Engoli o ar pelos dentes. Criei coragem para soltar o poste ao meu lado, minha mão foi trêmula de encontro com a dele, ao contato quente de sua mão fez uma onda de eletricidade atravessou meu corpo. Quem era aquele homem?
— Me dê a outra mão, Jade. — Pediu.
Olhei para baixo mais uma vez, me perguntei onde estava a coragem para pular de minutos atrás.
— Olhe para mim. Fixe nos meus olhos.
Volto minha atenção para Heitor, não parecia assustado, na verdade, ele todo exalava confiança.
Afrouxei minha única mão que ainda segurava o poste, mas antes que eu pegasse sua outra mão, meu pé escorregou do parapeito.

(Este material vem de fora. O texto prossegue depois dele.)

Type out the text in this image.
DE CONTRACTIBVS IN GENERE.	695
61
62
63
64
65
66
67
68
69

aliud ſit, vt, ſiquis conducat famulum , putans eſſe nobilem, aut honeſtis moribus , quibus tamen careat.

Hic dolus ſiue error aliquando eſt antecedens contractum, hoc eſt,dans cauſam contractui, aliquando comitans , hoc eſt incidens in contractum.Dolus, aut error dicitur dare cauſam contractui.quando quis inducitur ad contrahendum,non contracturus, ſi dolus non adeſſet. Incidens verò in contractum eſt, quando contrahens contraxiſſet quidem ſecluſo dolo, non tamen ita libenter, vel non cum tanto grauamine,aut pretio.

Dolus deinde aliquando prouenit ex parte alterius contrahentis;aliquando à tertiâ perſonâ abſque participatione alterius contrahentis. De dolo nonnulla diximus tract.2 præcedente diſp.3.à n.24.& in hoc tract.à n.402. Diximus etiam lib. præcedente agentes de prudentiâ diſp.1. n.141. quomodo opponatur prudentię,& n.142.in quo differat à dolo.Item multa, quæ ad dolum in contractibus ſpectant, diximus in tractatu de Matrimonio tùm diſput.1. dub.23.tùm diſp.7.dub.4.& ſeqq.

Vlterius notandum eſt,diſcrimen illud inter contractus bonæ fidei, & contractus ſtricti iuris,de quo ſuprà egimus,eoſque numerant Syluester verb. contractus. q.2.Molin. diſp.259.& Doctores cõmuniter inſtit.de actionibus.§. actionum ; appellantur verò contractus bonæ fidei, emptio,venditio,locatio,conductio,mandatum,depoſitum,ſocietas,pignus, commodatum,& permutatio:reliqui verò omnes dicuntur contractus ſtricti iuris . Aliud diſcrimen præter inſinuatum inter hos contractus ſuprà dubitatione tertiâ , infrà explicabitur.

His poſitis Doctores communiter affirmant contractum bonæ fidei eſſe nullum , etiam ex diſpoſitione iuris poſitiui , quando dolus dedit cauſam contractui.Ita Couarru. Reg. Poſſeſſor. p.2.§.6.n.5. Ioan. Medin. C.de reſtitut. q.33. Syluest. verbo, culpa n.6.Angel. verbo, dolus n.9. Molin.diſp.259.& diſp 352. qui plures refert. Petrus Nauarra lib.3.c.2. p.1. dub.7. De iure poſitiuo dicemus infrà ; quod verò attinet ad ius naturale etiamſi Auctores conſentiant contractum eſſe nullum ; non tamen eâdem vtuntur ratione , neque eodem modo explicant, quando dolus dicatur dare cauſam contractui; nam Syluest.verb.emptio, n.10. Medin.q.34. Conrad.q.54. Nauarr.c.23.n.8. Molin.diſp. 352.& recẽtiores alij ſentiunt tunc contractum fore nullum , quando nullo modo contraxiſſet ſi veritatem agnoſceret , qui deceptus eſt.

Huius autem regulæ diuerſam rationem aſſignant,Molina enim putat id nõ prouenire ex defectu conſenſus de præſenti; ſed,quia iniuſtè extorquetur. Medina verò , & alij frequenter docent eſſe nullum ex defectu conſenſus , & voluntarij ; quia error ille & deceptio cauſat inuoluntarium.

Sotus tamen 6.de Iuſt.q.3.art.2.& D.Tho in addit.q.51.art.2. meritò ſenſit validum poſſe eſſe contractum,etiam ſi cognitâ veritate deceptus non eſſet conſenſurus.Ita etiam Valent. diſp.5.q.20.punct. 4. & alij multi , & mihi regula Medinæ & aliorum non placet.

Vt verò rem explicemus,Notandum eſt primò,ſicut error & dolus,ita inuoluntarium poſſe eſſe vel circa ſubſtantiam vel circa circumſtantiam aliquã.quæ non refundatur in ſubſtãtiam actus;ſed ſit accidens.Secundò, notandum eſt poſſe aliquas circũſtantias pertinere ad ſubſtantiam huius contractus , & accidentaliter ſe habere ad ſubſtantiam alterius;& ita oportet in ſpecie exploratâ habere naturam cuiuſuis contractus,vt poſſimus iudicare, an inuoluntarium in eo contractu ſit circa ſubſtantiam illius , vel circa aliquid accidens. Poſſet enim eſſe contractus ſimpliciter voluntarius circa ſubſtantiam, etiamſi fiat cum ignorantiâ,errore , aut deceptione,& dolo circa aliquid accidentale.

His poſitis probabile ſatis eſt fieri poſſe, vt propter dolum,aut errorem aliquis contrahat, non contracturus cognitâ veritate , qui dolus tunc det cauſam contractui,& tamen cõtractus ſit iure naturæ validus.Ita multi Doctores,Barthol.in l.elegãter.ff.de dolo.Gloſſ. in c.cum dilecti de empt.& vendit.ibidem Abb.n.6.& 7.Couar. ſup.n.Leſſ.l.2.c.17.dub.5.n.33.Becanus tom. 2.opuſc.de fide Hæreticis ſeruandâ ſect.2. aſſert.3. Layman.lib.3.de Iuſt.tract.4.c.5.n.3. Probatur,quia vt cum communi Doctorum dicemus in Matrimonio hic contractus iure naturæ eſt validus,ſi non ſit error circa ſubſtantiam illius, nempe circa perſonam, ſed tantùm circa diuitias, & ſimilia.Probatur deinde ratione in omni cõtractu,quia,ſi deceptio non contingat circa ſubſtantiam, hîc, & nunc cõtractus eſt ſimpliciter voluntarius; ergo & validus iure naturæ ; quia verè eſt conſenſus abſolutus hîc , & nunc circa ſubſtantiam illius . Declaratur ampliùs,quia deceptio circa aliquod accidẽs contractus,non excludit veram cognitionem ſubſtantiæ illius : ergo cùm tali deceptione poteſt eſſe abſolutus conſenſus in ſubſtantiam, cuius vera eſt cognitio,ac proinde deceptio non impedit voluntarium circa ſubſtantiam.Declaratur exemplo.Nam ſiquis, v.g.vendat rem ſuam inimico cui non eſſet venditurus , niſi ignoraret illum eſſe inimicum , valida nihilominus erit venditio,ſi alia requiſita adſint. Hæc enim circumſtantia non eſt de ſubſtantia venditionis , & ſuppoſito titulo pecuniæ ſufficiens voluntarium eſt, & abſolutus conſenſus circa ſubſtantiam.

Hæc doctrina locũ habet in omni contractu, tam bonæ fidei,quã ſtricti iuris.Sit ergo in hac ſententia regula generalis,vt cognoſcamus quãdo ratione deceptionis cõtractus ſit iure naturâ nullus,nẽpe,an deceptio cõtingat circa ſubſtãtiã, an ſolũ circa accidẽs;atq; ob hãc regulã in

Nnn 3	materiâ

Eu gritei enquanto ele me segurava meu braço com às duas mãos, usando toda a força em seu corpo para me puxar de volta para o terraço, minha vida passou pelos meus olhos.
Ele conseguiu me puxar para cima novamente, então eu empurrei o parapeito com meus pés descalços, caímos no chão.
— Por deus — seu peito descia e subia —, não faça mais isso.
Após nos recuperamos, saí do colo dele e sentei no chão, me arrastando para trás até minhas costas colidirem com a parede.
Passei minhas mãos trêmulas pelo meu rosto. Meu coração pulsava firme no peito.
Olhei para Heitor, ele estava sentado no chão com os braços apoiados nos joelhos, olhando diretamente para mim.
— Está bem? — Se aproxima de mim.
Recolhi minhas pernas ainda assustada. Ele ergueu as mãos e voltou para o lugar onde estava, acendendo mais um baseado.
— Não deveria fumar tanto, é idiotice.
Ele me lança um olhar malicioso, apertando ainda mais os olhos âmbares.
— Não era eu que estava pendurado no parapeito. — Ele leva o cigarro até os lábios. — Da próxima vez não vou estar aqui.
— Não terá próxima vez.
— É bom que seja verdade.
Ele olhou para meu rosto, parecia estar preocupado com meu estado. Então parei de me fechar, meu coração já estava desacelerando.
— É bom que cumpra o que prometeu. — Digo.
Ele sorrir.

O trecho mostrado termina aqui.